By 2042, single-aisle fleet sizes will more than double to 34,000 jets from 16,200 in 2022 thanks mainly to the rise of low-cost, point-to-point carriers. Additional aircraft will invariably drive need for extra airport capacity from new greenfield airport projects and airport expansions. The infrastructure opportunity is vast and highly visible in some markets such as Saudi Arabia.
The kingdom’s General Authority of Civil Aviation (GACA) has implemented several reforms to bring in private investment. GACA’s president, His Excellency Abdulaziz Al-Duailej, commented: “The regulations will enable the realisation of the Saudi Aviation Strategy, which is mobilising $100 billion in nvestment from public and private sector sources by 2030.”
Data from S&P Global and Cirium also show that based on urban populations versus available airport capacity, China, and particularly South Asia (mainly India), are under-served. This suggests that more new-build/greenfield airports will spring up. By 2042, both regions will have close to 10,000 jets, exceeding the 13,600 in the Americas and Europe’s 10,600.
India has already rolled out a successful airport privatisation programme and it is continuing. Nagpur, after lengthy court proceedings, has just been confirmed for GMR Airports, as reposted in the airportIR Deal Pipeline, while gateways such as Durgapur, Puri and a batch of 25 smaller regionals are also waiting in the wings in the second phase of privatisations.

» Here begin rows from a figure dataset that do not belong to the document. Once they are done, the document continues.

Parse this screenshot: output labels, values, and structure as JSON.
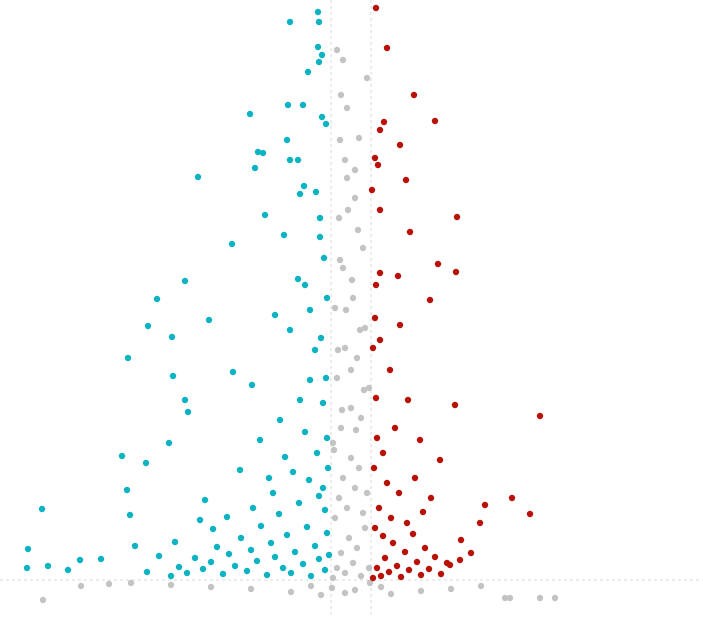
{
  "chart_data": {
    "type": "scatter",
    "xlim": [
      -17.55,
      17.6
    ],
    "ylim": [
      -2,
      59.8
    ],
    "vlines": [
      -1,
      1
    ],
    "hline": 1.8,
    "series": [
      {
        "color": "#0db3c2",
        "x": [
          -1.65,
          -1.6,
          -3.05,
          -1.65,
          -1.45,
          -1.6,
          -2.15,
          -3.15,
          -2.4,
          -5.05,
          -1.45,
          -1.25,
          -4.65,
          -4.4,
          -3.2,
          -2.65,
          -3.05,
          -4.8,
          -7.65,
          -2.35,
          -2.55,
          -1.75,
          -1.55,
          -4.3,
          -5.95,
          -3.35,
          -1.55,
          -2.65,
          -2.3,
          -8.3,
          -9.7,
          -7.1,
          -10.15,
          -8.95,
          -11.15,
          -8.9,
          -8.3,
          -8.15,
          -5.9,
          -4.95,
          -11.45,
          -9.1,
          -10.25,
          -15.45,
          -16.15,
          -16.2,
          -15.15,
          -14.15,
          -13.55,
          -12.5,
          -10.8,
          -11.05,
          -11.2,
          -7.3,
          -7.55,
          -5.55,
          -4.55,
          -3.55,
          -2.55,
          -2.05,
          -1.8,
          -3.05,
          -3.8,
          -2.05,
          -9,
          -8.6,
          -8.2,
          -7.8,
          -7.4,
          -7,
          -6.7,
          -6.4,
          -6.1,
          -5.8,
          -5.5,
          -5.2,
          -5,
          -4.7,
          -4.5,
          -4.2,
          -4,
          -3.8,
          -3.6,
          -3.4,
          -3.2,
          -3,
          -2.8,
          -2.6,
          -2.4,
          -2.2,
          -2,
          -1.8,
          -1.6,
          -1.4,
          -1.3,
          -1.2,
          -1.1,
          -1.15,
          -1.3,
          -1.6,
          -2.1,
          -2.9,
          -3.9,
          -4.9,
          -6.2,
          -6.9,
          -8.8,
          -9.6,
          -10.2,
          -1.2,
          -1.4,
          -1.7,
          -2.3,
          -3.3,
          -4.1,
          -1.25,
          -1.5,
          -1.2,
          -1.35
        ],
        "values": [
          58.6,
          57.6,
          57.6,
          55.1,
          54.3,
          53.6,
          52.6,
          49.3,
          49.3,
          48.4,
          48.1,
          47.4,
          44.6,
          44.5,
          45.8,
          43.8,
          43.8,
          43,
          42.1,
          41.2,
          40.4,
          40.6,
          38,
          38.3,
          35.4,
          36.3,
          36.1,
          31.9,
          31.3,
          31.7,
          29.9,
          27.8,
          27.2,
          26.1,
          24,
          22.2,
          19.8,
          18.6,
          22.6,
          21.3,
          14.2,
          15.5,
          13.5,
          8.9,
          4.9,
          3,
          3.2,
          2.8,
          3.8,
          3.9,
          5.2,
          8.3,
          10.8,
          9.8,
          7.8,
          12.8,
          15.8,
          17.8,
          19.8,
          21.8,
          24.8,
          26.8,
          28.3,
          28.8,
          2.2,
          3.1,
          2.5,
          4,
          2.9,
          3.6,
          5.1,
          2.4,
          4.4,
          3.2,
          6,
          2.7,
          4.8,
          3.7,
          7.2,
          2.3,
          5.5,
          4.1,
          8.4,
          3,
          6.3,
          2.5,
          4.6,
          9.5,
          3.4,
          7.1,
          2.2,
          5.2,
          3.9,
          11,
          2.8,
          6.5,
          4.3,
          13,
          8.8,
          10.2,
          11.8,
          12.6,
          10.5,
          9,
          8.1,
          6.9,
          5.6,
          4.2,
          2.6,
          16,
          19.5,
          14.5,
          16.6,
          14.1,
          12,
          22,
          26,
          30,
          34
        ]
      },
      {
        "color": "#b81208",
        "x": [
          1.25,
          1.8,
          3.15,
          4.2,
          1.65,
          1.45,
          2.45,
          1.2,
          1.35,
          2.75,
          1.05,
          1.45,
          5.3,
          2.95,
          4.35,
          5.25,
          1.45,
          2.35,
          1.25,
          3.95,
          2.45,
          1.45,
          1.95,
          2.85,
          5.2,
          9.45,
          3.45,
          4.45,
          6.7,
          8.05,
          8.95,
          6.45,
          5.45,
          4.95,
          1.1,
          1.3,
          1.5,
          1.7,
          1.9,
          2.1,
          2.3,
          2.5,
          2.7,
          2.9,
          3.1,
          3.3,
          3.5,
          3.7,
          3.9,
          4.2,
          4.5,
          4.8,
          1.2,
          1.4,
          1.6,
          1.8,
          2,
          2.4,
          2.8,
          3.2,
          3.6,
          4,
          1.15,
          1.3,
          1.25,
          1.6,
          2.2,
          5.5,
          6,
          1.1,
          1.2
        ],
        "values": [
          59,
          55,
          50.3,
          47.7,
          47.6,
          46.8,
          45.3,
          44,
          43.3,
          41.8,
          40.8,
          38.8,
          38.1,
          36.6,
          33.4,
          32.6,
          32.5,
          32.2,
          31.3,
          29.8,
          27.3,
          25.8,
          22.8,
          19.8,
          19.3,
          18.2,
          15.8,
          13.8,
          9.3,
          10,
          8.4,
          7.5,
          3.8,
          3.3,
          2,
          3,
          2.2,
          4,
          2.6,
          5.5,
          3.2,
          2.1,
          4.6,
          2.8,
          6.4,
          3.6,
          2.3,
          5,
          2.9,
          4.1,
          2.4,
          3.5,
          7,
          9,
          6.2,
          11.5,
          8,
          10.5,
          7.5,
          12,
          8.6,
          10,
          13,
          16,
          20,
          14.5,
          17,
          5.8,
          4.5,
          25,
          28
        ]
      },
      {
        "color": "#c3c3c3",
        "x": [
          -0.7,
          -0.4,
          -0.5,
          -0.2,
          -0.55,
          -0.3,
          0.2,
          -0.15,
          0.35,
          -0.55,
          0.05,
          -0.25,
          0.45,
          -0.65,
          0,
          0.65,
          -0.45,
          0.25,
          -0.85,
          -0.9,
          -0.7,
          -0.5,
          -0.3,
          -0.1,
          0.1,
          0.3,
          0.5,
          0.7,
          0.9,
          -0.8,
          -0.6,
          -0.4,
          -0.2,
          0,
          0.2,
          0.4,
          0.6,
          0.8,
          -0.9,
          -0.5,
          0,
          0.5,
          0.9,
          -0.7,
          -0.3,
          0.3,
          0.7,
          -0.8,
          0.1,
          -0.4,
          0.6,
          -0.6,
          0.2,
          -0.2,
          0.4,
          0.8,
          -0.3,
          0.2,
          -1.5,
          -3,
          -5,
          -7,
          -9,
          -11,
          -12.1,
          -13.5,
          -15.4,
          2,
          3.5,
          5,
          6.5,
          7.7,
          7.95,
          9.45,
          10.2,
          -2,
          1.5,
          -0.95,
          0.95
        ],
        "values": [
          54.8,
          53.8,
          50.3,
          49,
          45.8,
          43.8,
          42.8,
          38.8,
          36.8,
          33.8,
          31.8,
          28.8,
          26.8,
          24.8,
          22.8,
          20.8,
          18.8,
          16.8,
          14.8,
          2,
          3,
          4.5,
          2.5,
          6,
          3.5,
          5,
          2.2,
          7,
          3,
          8,
          10,
          12,
          9,
          14,
          11,
          13,
          8.5,
          10.5,
          15.5,
          17,
          19,
          18,
          21,
          22,
          25,
          24,
          27,
          29,
          30,
          33,
          35,
          38,
          40,
          42,
          46,
          52,
          0.5,
          0.8,
          0.3,
          0.6,
          0.9,
          1.1,
          1.3,
          1.5,
          1.4,
          1.2,
          -0.2,
          0.4,
          0.7,
          0.9,
          1.2,
          0,
          0,
          0,
          0,
          1.2,
          1.1,
          1,
          1.5
        ]
      }
    ]
  }
}
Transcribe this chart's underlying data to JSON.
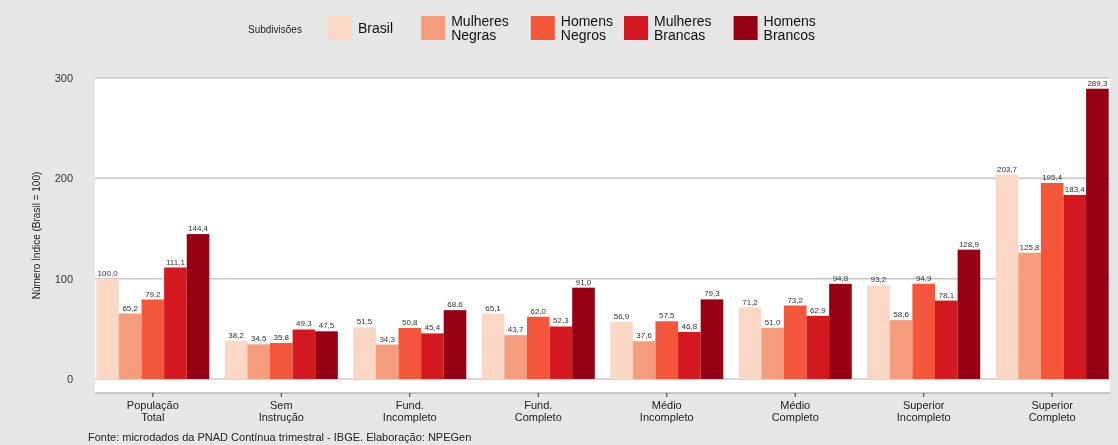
{
  "chart_data": {
    "type": "bar",
    "ylabel": "Número Índice (Brasil = 100)",
    "legend_title": "Subdivisões",
    "legend": "top",
    "grid": "y",
    "categories": [
      "População Total",
      "Sem Instrução",
      "Fund. Incompleto",
      "Fund. Completo",
      "Médio Incompleto",
      "Médio Completo",
      "Superior Incompleto",
      "Superior Completo"
    ],
    "ylim": [
      -14,
      300
    ],
    "yticks": [
      0,
      100,
      200,
      300
    ],
    "series": [
      {
        "name": "Brasil",
        "color": "#fbd7c6",
        "values": [
          100.0,
          38.2,
          51.5,
          65.1,
          56.9,
          71.2,
          93.2,
          203.7
        ],
        "value_labels": [
          "100,0",
          "38,2",
          "51,5",
          "65,1",
          "56,9",
          "71,2",
          "93,2",
          "203,7"
        ]
      },
      {
        "name": "Mulheres Negras",
        "color": "#f59c7c",
        "values": [
          65.2,
          34.5,
          34.3,
          43.7,
          37.6,
          51.0,
          58.6,
          125.8
        ],
        "value_labels": [
          "65,2",
          "34,5",
          "34,3",
          "43,7",
          "37,6",
          "51,0",
          "58,6",
          "125,8"
        ]
      },
      {
        "name": "Homens Negros",
        "color": "#f3563b",
        "values": [
          79.2,
          35.8,
          50.8,
          62.0,
          57.5,
          73.2,
          94.9,
          195.4
        ],
        "value_labels": [
          "79,2",
          "35,8",
          "50,8",
          "62,0",
          "57,5",
          "73,2",
          "94,9",
          "195,4"
        ]
      },
      {
        "name": "Mulheres Brancas",
        "color": "#d3191f",
        "values": [
          111.1,
          49.3,
          45.4,
          52.3,
          46.8,
          62.9,
          78.1,
          183.4
        ],
        "value_labels": [
          "111,1",
          "49,3",
          "45,4",
          "52,3",
          "46,8",
          "62,9",
          "78,1",
          "183,4"
        ]
      },
      {
        "name": "Homens Brancos",
        "color": "#970014",
        "values": [
          144.4,
          47.5,
          68.6,
          91.0,
          79.3,
          94.8,
          128.9,
          289.3
        ],
        "value_labels": [
          "144,4",
          "47,5",
          "68,6",
          "91,0",
          "79,3",
          "94,8",
          "128,9",
          "289,3"
        ]
      }
    ],
    "annotations": [
      "Fonte: microdados da PNAD Contínua trimestral - IBGE. Elaboração: NPEGen"
    ]
  }
}
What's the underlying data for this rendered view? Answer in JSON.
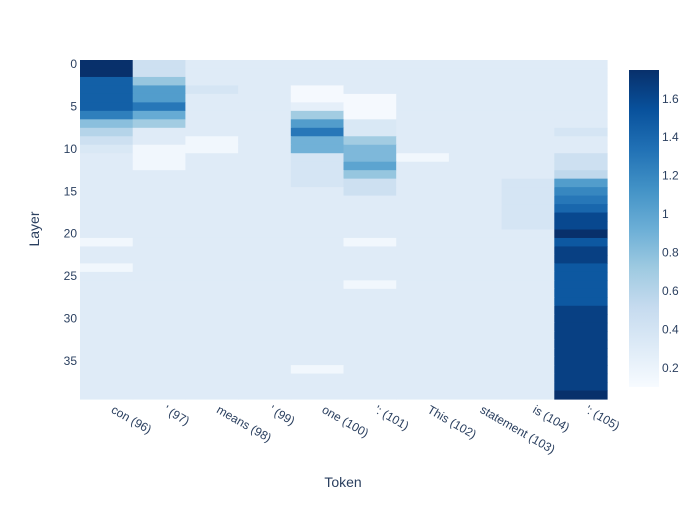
{
  "chart_data": {
    "type": "heatmap",
    "xlabel": "Token",
    "ylabel": "Layer",
    "x_categories": [
      "con (96)",
      "' (97)",
      "means (98)",
      "' (99)",
      "one (100)",
      "': (101)",
      "This (102)",
      "statement (103)",
      "is (104)",
      "': (105)"
    ],
    "y_ticks": [
      0,
      5,
      10,
      15,
      20,
      25,
      30,
      35
    ],
    "y_range": [
      0,
      39
    ],
    "colorbar": {
      "ticks": [
        0.2,
        0.4,
        0.6,
        0.8,
        1,
        1.2,
        1.4,
        1.6
      ],
      "tick_labels": [
        "0.2",
        "0.4",
        "0.6",
        "0.8",
        "1",
        "1.2",
        "1.4",
        "1.6"
      ],
      "zmin": 0.1,
      "zmax": 1.75,
      "colorscale": [
        "#f7fbff",
        "#deebf7",
        "#c6dbef",
        "#9ecae1",
        "#6baed6",
        "#4292c6",
        "#2171b5",
        "#08519c",
        "#08306b"
      ]
    },
    "background_value": 0.3,
    "values": [
      [
        1.75,
        0.45,
        0.3,
        0.3,
        0.3,
        0.3,
        0.3,
        0.3,
        0.3,
        0.3
      ],
      [
        1.75,
        0.45,
        0.3,
        0.3,
        0.3,
        0.3,
        0.3,
        0.3,
        0.3,
        0.3
      ],
      [
        1.45,
        0.75,
        0.3,
        0.3,
        0.3,
        0.3,
        0.3,
        0.3,
        0.3,
        0.3
      ],
      [
        1.45,
        1.05,
        0.38,
        0.3,
        0.12,
        0.3,
        0.3,
        0.3,
        0.3,
        0.3
      ],
      [
        1.45,
        1.05,
        0.3,
        0.3,
        0.12,
        0.12,
        0.3,
        0.3,
        0.3,
        0.3
      ],
      [
        1.45,
        1.3,
        0.3,
        0.3,
        0.25,
        0.12,
        0.3,
        0.3,
        0.3,
        0.3
      ],
      [
        1.25,
        0.95,
        0.3,
        0.3,
        0.7,
        0.12,
        0.3,
        0.3,
        0.3,
        0.3
      ],
      [
        0.8,
        0.7,
        0.3,
        0.3,
        1.05,
        0.35,
        0.3,
        0.3,
        0.3,
        0.3
      ],
      [
        0.6,
        0.3,
        0.3,
        0.3,
        1.3,
        0.35,
        0.3,
        0.3,
        0.3,
        0.38
      ],
      [
        0.45,
        0.3,
        0.15,
        0.3,
        0.9,
        0.7,
        0.3,
        0.3,
        0.3,
        0.3
      ],
      [
        0.35,
        0.15,
        0.15,
        0.3,
        0.9,
        0.85,
        0.3,
        0.3,
        0.3,
        0.3
      ],
      [
        0.3,
        0.15,
        0.3,
        0.3,
        0.38,
        0.85,
        0.15,
        0.3,
        0.3,
        0.45
      ],
      [
        0.3,
        0.15,
        0.3,
        0.3,
        0.38,
        1.0,
        0.3,
        0.3,
        0.3,
        0.45
      ],
      [
        0.3,
        0.3,
        0.3,
        0.3,
        0.38,
        0.75,
        0.3,
        0.3,
        0.3,
        0.55
      ],
      [
        0.3,
        0.3,
        0.3,
        0.3,
        0.38,
        0.45,
        0.3,
        0.3,
        0.38,
        1.05
      ],
      [
        0.3,
        0.3,
        0.3,
        0.3,
        0.3,
        0.45,
        0.3,
        0.3,
        0.38,
        1.2
      ],
      [
        0.3,
        0.3,
        0.3,
        0.3,
        0.3,
        0.3,
        0.3,
        0.3,
        0.38,
        1.3
      ],
      [
        0.3,
        0.3,
        0.3,
        0.3,
        0.3,
        0.3,
        0.3,
        0.3,
        0.38,
        1.4
      ],
      [
        0.3,
        0.3,
        0.3,
        0.3,
        0.3,
        0.3,
        0.3,
        0.3,
        0.38,
        1.6
      ],
      [
        0.3,
        0.3,
        0.3,
        0.3,
        0.3,
        0.3,
        0.3,
        0.3,
        0.38,
        1.6
      ],
      [
        0.3,
        0.3,
        0.3,
        0.3,
        0.3,
        0.3,
        0.3,
        0.3,
        0.3,
        1.75
      ],
      [
        0.15,
        0.3,
        0.3,
        0.3,
        0.3,
        0.15,
        0.3,
        0.3,
        0.3,
        1.5
      ],
      [
        0.3,
        0.3,
        0.3,
        0.3,
        0.3,
        0.3,
        0.3,
        0.3,
        0.3,
        1.65
      ],
      [
        0.3,
        0.3,
        0.3,
        0.3,
        0.3,
        0.3,
        0.3,
        0.3,
        0.3,
        1.65
      ],
      [
        0.15,
        0.3,
        0.3,
        0.3,
        0.3,
        0.3,
        0.3,
        0.3,
        0.3,
        1.5
      ],
      [
        0.3,
        0.3,
        0.3,
        0.3,
        0.3,
        0.3,
        0.3,
        0.3,
        0.3,
        1.5
      ],
      [
        0.3,
        0.3,
        0.3,
        0.3,
        0.3,
        0.15,
        0.3,
        0.3,
        0.3,
        1.5
      ],
      [
        0.3,
        0.3,
        0.3,
        0.3,
        0.3,
        0.3,
        0.3,
        0.3,
        0.3,
        1.5
      ],
      [
        0.3,
        0.3,
        0.3,
        0.3,
        0.3,
        0.3,
        0.3,
        0.3,
        0.3,
        1.5
      ],
      [
        0.3,
        0.3,
        0.3,
        0.3,
        0.3,
        0.3,
        0.3,
        0.3,
        0.3,
        1.65
      ],
      [
        0.3,
        0.3,
        0.3,
        0.3,
        0.3,
        0.3,
        0.3,
        0.3,
        0.3,
        1.65
      ],
      [
        0.3,
        0.3,
        0.3,
        0.3,
        0.3,
        0.3,
        0.3,
        0.3,
        0.3,
        1.65
      ],
      [
        0.3,
        0.3,
        0.3,
        0.3,
        0.3,
        0.3,
        0.3,
        0.3,
        0.3,
        1.65
      ],
      [
        0.3,
        0.3,
        0.3,
        0.3,
        0.3,
        0.3,
        0.3,
        0.3,
        0.3,
        1.65
      ],
      [
        0.3,
        0.3,
        0.3,
        0.3,
        0.3,
        0.3,
        0.3,
        0.3,
        0.3,
        1.65
      ],
      [
        0.3,
        0.3,
        0.3,
        0.3,
        0.3,
        0.3,
        0.3,
        0.3,
        0.3,
        1.65
      ],
      [
        0.3,
        0.3,
        0.3,
        0.3,
        0.15,
        0.3,
        0.3,
        0.3,
        0.3,
        1.65
      ],
      [
        0.3,
        0.3,
        0.3,
        0.3,
        0.3,
        0.3,
        0.3,
        0.3,
        0.3,
        1.65
      ],
      [
        0.3,
        0.3,
        0.3,
        0.3,
        0.3,
        0.3,
        0.3,
        0.3,
        0.3,
        1.65
      ],
      [
        0.3,
        0.3,
        0.3,
        0.3,
        0.3,
        0.3,
        0.3,
        0.3,
        0.3,
        1.75
      ]
    ]
  }
}
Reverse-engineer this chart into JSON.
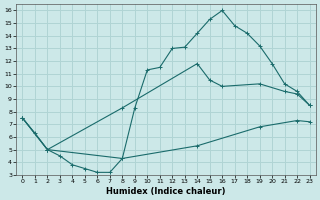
{
  "title": "",
  "xlabel": "Humidex (Indice chaleur)",
  "ylabel": "",
  "xlim": [
    -0.5,
    23.5
  ],
  "ylim": [
    3,
    16.5
  ],
  "xticks": [
    0,
    1,
    2,
    3,
    4,
    5,
    6,
    7,
    8,
    9,
    10,
    11,
    12,
    13,
    14,
    15,
    16,
    17,
    18,
    19,
    20,
    21,
    22,
    23
  ],
  "yticks": [
    3,
    4,
    5,
    6,
    7,
    8,
    9,
    10,
    11,
    12,
    13,
    14,
    15,
    16
  ],
  "bg_color": "#cce8e8",
  "grid_color": "#b0d4d4",
  "line_color": "#1a6b6b",
  "curve1_x": [
    0,
    1,
    2,
    3,
    4,
    5,
    6,
    7,
    8,
    9,
    10,
    11,
    12,
    13,
    14,
    15,
    16,
    17,
    18,
    19,
    20,
    21,
    22,
    23
  ],
  "curve1_y": [
    7.5,
    6.3,
    5.0,
    4.5,
    3.8,
    3.5,
    3.2,
    3.2,
    4.3,
    8.3,
    11.3,
    11.5,
    13.0,
    13.1,
    14.2,
    15.3,
    16.0,
    14.8,
    14.2,
    13.2,
    11.8,
    10.2,
    9.6,
    8.5
  ],
  "curve2_x": [
    0,
    2,
    8,
    14,
    15,
    16,
    19,
    21,
    22,
    23
  ],
  "curve2_y": [
    7.5,
    5.0,
    8.3,
    11.8,
    10.5,
    10.0,
    10.2,
    9.6,
    9.4,
    8.5
  ],
  "curve3_x": [
    0,
    2,
    8,
    14,
    19,
    22,
    23
  ],
  "curve3_y": [
    7.5,
    5.0,
    4.3,
    5.3,
    6.8,
    7.3,
    7.2
  ]
}
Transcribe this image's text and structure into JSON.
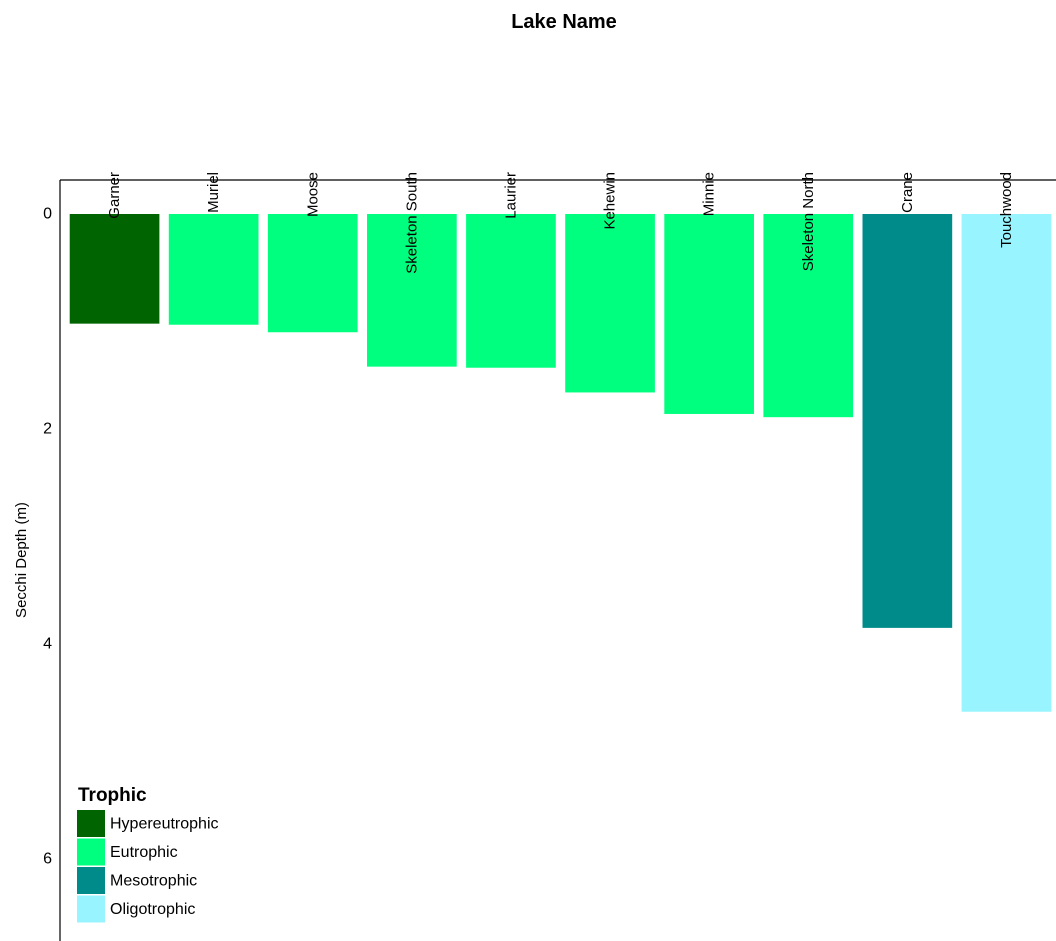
{
  "chart_data": {
    "type": "bar",
    "xlabel": "Lake Name",
    "ylabel": "Secchi Depth (m)",
    "categories": [
      "Garner",
      "Muriel",
      "Moose",
      "Skeleton South",
      "Laurier",
      "Kehewin",
      "Minnie",
      "Skeleton North",
      "Crane",
      "Touchwood"
    ],
    "values": [
      1.02,
      1.03,
      1.1,
      1.42,
      1.43,
      1.66,
      1.86,
      1.89,
      3.85,
      4.63
    ],
    "groups": [
      "Hypereutrophic",
      "Eutrophic",
      "Eutrophic",
      "Eutrophic",
      "Eutrophic",
      "Eutrophic",
      "Eutrophic",
      "Eutrophic",
      "Mesotrophic",
      "Oligotrophic"
    ],
    "ylim": [
      0,
      6.8
    ],
    "y_reversed": true,
    "x_axis_position": "top",
    "yticks": [
      0,
      2,
      4,
      6
    ],
    "grid": false,
    "legend": {
      "title": "Trophic",
      "position": "bottom-left",
      "items": [
        {
          "label": "Hypereutrophic",
          "color": "#006400"
        },
        {
          "label": "Eutrophic",
          "color": "#00FF7F"
        },
        {
          "label": "Mesotrophic",
          "color": "#008B8B"
        },
        {
          "label": "Oligotrophic",
          "color": "#98F5FF"
        }
      ]
    }
  }
}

So, although not a banner year by any means, 2024 and the year preceding have done much to temper doubts and fears brought on by the impact of the pandemic. Not only has traffic bounced back, the appetite for private sector investment in airports has proven to be remarkably resilient.
Bottom line… the future remains bright for a sector that has seen more than its fair share of turbulence over the past three decades. Onwards and upwards!